SAN FRANCISCO — Amazon.com Inc is planning a major roll-out of an online grocery business that it has been quietly developing for years, targeting one of the largest retail sectors yet to be upended by e-commerce, according to two people familiar with the situation.
The company has been testing AmazonFresh in its hometown of Seattle for at least five years, delivering fresh produce such as eggs, strawberries and meat with its own fleet of trucks.
Amazon is now planning to expand its grocery business outside Seattle for the first time, starting with Los Angeles as early as this week and the San Francisco Bay Area later this year, according to the two people who were not authorized to speak publicly.
If those new locations go well, the company may launch AmazonFresh in 20 other urban areas in 2014, including some outside the United States, said one of the people.
Bill Bishop, a prominent supermarket analyst and consultant, said the company was targeting as many as 40 markets, without divulging how he knew of Amazon's plans.
An Amazon spokeswoman did not respond to a request for comment on Tuesday.
Amazon is searching for new, large markets to enter as the company tries to maintain a growth rate that has fueled a 220 percent surge in its shares over the past five years. The grocery business in the United States, which generated $568 billion in retail sales last year, may be a ripe target.
Amazon's expansion plans are a potential threat to grocery chains such as Kroger Co, Safeway Inc and Whole Foods Market, as well as general-merchandise retailers Wal-Mart Stores Inc and Target Corp, which also sell a lot of groceries.
"Amazon has been testing this for years and now it's time for them to harvest what they've learned by expanding outside Seattle," said Bishop, chief architect at Brick Meets Click, a consulting firm focused on retail technology.
"The fear is that grocery is a loss leader and Amazon will make a profit on sales of other products ordered online at the same time," he said. "That's an awesomely scary prospect for the grocery business."
A successful foray into groceries could also help underwrite the development of a broad-based delivery service employing Amazon trucks to deliver directly to homes, which could have implications for UPS, FedEx and other package delivery companies that currently ship Amazon goods.
Still, groceries have proven to be one of the most difficult sectors for online retailers to crack. One of the most richly funded start-ups of the dot-com era, Webvan, was a spectacular failure as the cost of developing the warehouse and delivery infrastructure proved overwhelming.

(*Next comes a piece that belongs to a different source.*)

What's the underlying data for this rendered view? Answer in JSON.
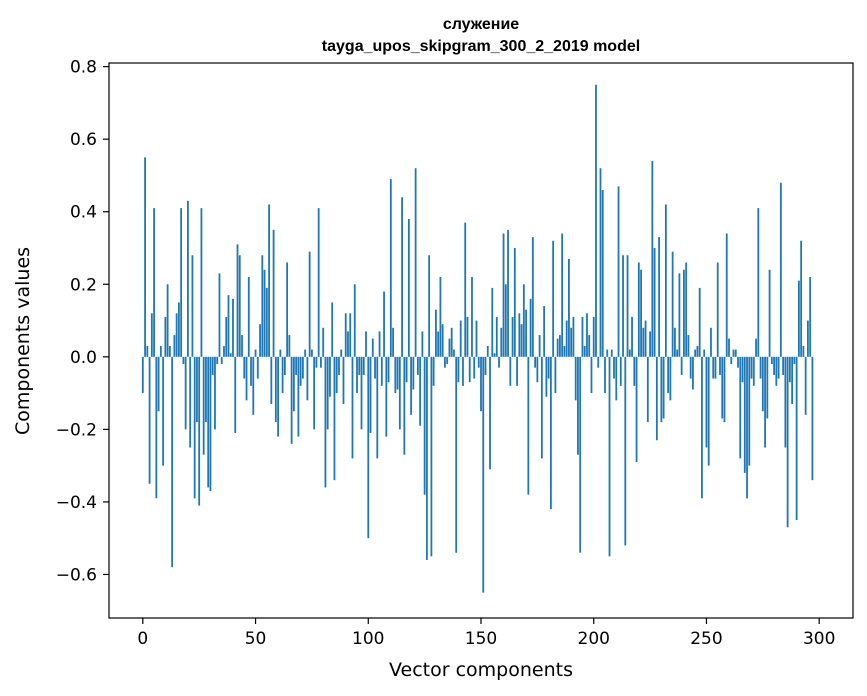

Roger Davidson, a former grocery executive at Wal-Mart, Whole Foods and Supervalu, said Amazon will struggle to make money from AmazonFresh because fresh produce can easily go bad in storage warehouses and get damaged during delivery - something known as "shrink" in the business.
"Will it work? I would bet against it," Davidson said. "The reasons these businesses have failed in the past have not gone away."